Modulation of synaptic transmission by omega-conotoxins CVID and CVIB in spinal superficial dorsal horn

L. Motin, R.J. Lewis and D.J. Adams, School of Biomedical Sciences, University of Queensland, St Lucia, Qld, Australia.

The selective blocker of N-type voltage-gated Ca2+ channels (VGCCs) CVID (Lewis et al., 2000) and non-selective N- and P/Q- types antagonist, CVIB, are likely to be of interest as both research tools and potential anti-nociceptive agents. In the present study, the effects of these omega-conotoxins on synaptic transmission between primary Aδ and C primary afferents and dorsal horn superficial laminae neurons of rat spinal cord were tested by comparison of evoked excitatory postsynaptic currents (EPSCs) amplitude distributions in the absence and the presence of toxin. CVID (200 nM) completely inhibited both poly- and mono-synaptic EPSCs. CVIB (235 nM) reduced the mean of monosynaptic EPSCs amplitude distribution on average to 48 ± 8% (n=5, p<0.02) of control, without affecting the area of the distributions. In contrast, for polysynaptic transmission the area in the presence of CVIB was on average 55 ± 15% (n=7, p<0.05) of control. Given that N-type VGCCs are localised both pre- and post-synaptically and P/Q- VGCCs presynaptically (Murakami et al., 2004), it can be hypothesised that: (i) CVID has higher affinity to postsynaptic N-type VGCCs in interneurons receiving nociceptive information than CVIB; (ii) CVIB predominantly blocks presynaptic P/Q-type VGCCs reducing the probability of transmitter release from interneurons; and (iii) synaptic transmission between primary afferents and superficial laminae neurons is mainly mediated by N-type VGCCs. Further investigation on the modulation of synaptic transmission in interneurons by omega-conotoxins is likely to reveal new information on mechanisms of propagation of nociception in superficial dorsal horn.

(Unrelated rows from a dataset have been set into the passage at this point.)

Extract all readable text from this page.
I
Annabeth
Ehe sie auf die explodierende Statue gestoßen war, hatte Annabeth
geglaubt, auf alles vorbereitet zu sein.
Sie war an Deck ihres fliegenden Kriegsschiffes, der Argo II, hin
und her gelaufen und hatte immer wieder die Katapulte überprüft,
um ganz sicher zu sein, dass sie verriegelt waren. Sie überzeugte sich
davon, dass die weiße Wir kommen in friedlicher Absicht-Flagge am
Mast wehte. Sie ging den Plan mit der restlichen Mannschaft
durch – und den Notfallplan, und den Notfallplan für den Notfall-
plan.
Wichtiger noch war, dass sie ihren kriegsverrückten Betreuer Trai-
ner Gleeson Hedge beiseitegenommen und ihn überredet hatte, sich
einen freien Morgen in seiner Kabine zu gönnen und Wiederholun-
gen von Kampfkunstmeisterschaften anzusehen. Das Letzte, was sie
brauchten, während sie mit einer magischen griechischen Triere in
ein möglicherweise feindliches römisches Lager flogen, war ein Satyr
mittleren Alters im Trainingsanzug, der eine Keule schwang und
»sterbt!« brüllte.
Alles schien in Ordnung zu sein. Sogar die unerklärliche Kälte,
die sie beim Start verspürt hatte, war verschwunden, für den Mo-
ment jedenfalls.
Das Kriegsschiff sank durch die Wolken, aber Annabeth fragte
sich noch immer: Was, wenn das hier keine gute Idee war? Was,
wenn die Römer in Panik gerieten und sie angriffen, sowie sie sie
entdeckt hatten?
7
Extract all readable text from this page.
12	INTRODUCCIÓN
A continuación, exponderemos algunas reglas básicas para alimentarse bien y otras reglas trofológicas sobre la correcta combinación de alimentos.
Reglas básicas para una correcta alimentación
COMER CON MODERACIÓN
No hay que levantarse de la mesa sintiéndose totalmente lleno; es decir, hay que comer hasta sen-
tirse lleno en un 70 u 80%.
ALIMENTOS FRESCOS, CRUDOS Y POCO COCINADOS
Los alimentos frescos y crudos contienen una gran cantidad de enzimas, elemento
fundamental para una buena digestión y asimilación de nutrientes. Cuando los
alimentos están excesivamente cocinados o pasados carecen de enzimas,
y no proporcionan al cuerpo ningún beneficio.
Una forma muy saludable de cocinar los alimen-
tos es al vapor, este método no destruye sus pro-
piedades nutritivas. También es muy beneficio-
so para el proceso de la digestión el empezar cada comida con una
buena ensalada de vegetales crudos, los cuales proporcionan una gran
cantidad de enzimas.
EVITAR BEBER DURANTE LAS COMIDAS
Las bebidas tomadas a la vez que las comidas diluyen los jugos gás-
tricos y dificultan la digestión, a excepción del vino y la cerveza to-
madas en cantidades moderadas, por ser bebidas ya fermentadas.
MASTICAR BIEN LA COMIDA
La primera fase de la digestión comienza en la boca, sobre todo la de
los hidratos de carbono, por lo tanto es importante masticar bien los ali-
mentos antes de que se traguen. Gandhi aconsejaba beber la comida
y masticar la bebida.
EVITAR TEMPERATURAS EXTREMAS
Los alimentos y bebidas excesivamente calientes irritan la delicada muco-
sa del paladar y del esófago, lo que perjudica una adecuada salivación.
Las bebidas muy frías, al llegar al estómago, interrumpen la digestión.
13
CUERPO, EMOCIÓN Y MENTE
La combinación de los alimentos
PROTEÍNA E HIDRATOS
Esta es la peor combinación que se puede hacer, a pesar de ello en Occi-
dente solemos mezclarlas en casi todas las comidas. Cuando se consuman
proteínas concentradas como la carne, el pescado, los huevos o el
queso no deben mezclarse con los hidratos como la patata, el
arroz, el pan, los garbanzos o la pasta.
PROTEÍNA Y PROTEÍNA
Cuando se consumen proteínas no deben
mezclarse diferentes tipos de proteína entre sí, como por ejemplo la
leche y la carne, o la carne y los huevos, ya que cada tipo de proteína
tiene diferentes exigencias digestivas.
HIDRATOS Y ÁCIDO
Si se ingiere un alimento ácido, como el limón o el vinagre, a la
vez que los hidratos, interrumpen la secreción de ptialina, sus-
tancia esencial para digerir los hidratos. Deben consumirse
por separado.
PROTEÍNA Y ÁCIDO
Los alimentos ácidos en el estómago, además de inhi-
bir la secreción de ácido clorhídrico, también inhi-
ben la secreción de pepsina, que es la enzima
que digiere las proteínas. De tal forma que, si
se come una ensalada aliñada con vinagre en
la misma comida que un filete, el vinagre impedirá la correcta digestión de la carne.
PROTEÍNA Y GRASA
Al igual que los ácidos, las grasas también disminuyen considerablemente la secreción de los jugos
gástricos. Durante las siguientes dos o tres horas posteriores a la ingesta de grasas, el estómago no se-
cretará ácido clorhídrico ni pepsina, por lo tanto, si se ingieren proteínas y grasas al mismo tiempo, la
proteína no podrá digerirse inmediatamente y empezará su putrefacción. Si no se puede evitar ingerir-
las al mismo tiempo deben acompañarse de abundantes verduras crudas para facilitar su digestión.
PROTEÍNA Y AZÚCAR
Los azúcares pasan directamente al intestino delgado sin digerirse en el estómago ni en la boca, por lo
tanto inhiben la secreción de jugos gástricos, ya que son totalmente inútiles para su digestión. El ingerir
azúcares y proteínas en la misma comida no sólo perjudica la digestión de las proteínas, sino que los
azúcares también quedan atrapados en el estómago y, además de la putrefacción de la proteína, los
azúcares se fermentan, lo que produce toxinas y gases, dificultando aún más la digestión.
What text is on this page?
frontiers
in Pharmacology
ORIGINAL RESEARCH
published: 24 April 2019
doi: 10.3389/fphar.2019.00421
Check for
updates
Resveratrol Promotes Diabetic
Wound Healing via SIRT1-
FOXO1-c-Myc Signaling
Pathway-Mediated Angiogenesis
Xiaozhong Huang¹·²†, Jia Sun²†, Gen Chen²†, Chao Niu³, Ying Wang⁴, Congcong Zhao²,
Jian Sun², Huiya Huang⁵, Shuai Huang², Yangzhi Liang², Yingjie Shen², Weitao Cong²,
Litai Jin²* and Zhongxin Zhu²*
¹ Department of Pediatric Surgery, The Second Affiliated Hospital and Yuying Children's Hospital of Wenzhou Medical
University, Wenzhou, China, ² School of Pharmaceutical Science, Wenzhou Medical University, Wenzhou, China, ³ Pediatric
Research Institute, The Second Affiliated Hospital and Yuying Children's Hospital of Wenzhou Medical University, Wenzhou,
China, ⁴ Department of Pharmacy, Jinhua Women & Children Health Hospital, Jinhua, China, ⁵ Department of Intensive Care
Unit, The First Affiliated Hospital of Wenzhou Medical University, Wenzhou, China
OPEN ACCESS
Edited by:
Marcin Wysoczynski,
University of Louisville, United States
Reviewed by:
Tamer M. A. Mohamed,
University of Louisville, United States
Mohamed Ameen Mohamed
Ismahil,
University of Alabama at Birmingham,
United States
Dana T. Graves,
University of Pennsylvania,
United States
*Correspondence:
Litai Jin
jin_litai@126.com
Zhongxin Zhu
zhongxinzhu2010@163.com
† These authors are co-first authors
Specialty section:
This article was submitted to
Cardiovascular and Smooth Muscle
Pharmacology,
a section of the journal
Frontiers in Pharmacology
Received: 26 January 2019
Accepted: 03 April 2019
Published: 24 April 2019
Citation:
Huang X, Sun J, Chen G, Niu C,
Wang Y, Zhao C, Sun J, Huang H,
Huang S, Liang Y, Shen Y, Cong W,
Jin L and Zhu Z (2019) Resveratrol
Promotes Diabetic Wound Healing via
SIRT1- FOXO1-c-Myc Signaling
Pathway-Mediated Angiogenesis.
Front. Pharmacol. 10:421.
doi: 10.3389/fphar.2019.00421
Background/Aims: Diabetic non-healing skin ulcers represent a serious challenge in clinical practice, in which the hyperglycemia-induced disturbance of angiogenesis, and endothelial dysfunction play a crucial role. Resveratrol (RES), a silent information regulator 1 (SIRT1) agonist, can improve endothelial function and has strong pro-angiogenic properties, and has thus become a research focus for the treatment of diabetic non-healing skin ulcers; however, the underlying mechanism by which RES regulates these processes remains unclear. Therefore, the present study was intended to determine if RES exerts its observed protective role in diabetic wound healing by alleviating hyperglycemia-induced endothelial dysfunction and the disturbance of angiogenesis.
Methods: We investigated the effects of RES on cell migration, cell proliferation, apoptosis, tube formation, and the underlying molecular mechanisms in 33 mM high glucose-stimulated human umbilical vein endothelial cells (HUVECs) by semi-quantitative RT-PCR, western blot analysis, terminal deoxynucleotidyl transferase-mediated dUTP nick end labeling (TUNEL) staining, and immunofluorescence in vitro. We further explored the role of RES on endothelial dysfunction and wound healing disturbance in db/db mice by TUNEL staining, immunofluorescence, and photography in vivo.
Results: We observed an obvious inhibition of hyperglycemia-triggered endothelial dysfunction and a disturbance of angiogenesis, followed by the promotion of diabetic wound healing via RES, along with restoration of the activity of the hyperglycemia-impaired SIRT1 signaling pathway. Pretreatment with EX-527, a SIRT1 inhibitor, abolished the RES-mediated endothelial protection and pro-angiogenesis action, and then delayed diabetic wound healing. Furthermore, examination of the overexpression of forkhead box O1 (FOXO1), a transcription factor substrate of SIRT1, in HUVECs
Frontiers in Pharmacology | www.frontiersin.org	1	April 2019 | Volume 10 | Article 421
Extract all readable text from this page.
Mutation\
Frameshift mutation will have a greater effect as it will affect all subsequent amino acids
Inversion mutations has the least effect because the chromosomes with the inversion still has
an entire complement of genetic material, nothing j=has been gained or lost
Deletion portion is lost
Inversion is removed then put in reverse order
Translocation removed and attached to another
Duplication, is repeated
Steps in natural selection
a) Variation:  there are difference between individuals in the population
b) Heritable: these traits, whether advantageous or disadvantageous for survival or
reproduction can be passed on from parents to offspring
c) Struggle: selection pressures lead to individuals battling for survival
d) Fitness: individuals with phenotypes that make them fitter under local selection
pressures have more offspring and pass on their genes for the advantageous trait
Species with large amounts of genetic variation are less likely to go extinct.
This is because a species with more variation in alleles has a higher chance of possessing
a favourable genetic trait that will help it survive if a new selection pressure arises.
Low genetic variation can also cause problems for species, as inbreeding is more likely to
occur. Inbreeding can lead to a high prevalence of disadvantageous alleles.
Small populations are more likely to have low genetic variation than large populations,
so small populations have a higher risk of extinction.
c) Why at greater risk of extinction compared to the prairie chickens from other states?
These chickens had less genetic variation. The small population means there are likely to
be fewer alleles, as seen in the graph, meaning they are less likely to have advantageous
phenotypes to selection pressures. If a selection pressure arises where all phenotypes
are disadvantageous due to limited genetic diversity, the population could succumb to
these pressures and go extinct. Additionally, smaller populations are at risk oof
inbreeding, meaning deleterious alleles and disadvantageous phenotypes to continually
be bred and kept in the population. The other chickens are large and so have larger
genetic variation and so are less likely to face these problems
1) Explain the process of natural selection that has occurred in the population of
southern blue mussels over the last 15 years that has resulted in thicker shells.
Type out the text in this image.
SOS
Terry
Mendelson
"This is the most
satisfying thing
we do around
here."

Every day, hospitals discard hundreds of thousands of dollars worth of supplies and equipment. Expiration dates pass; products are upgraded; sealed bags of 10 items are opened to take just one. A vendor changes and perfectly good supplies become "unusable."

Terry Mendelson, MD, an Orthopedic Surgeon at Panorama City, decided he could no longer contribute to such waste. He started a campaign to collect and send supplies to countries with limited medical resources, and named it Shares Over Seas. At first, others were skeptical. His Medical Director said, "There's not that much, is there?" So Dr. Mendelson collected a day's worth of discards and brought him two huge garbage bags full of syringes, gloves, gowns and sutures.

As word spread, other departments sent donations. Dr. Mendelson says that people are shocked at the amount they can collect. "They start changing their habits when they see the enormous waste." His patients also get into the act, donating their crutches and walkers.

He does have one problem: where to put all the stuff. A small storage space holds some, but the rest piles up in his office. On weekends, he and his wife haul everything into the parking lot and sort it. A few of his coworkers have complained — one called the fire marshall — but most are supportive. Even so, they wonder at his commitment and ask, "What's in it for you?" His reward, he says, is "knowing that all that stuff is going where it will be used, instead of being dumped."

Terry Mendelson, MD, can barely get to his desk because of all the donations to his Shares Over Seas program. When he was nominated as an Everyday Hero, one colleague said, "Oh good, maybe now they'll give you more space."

Lewis RJ, Nielsen KJ, Craik DJ, Loughnan ML, Adams DA, Sharpe IA, Luchian T, Adams DJ, Bond T, Thomas L, Jones A, Matheson JL, Drinkwater R, Andrews PR & Alewood PF. (2000) Journal of Biological Chemistry, 275: 35335-35344.

Murakami M, Nakagawasai O, Suzuki T, Mobarakeh II, Sakurada Y, Murata A, Yamadera F, Miyoshi I, Yanai K, Tan-No K, Sasano H, Tadano T & Iijima T. (2004) Brain Research, 1024: 122-129.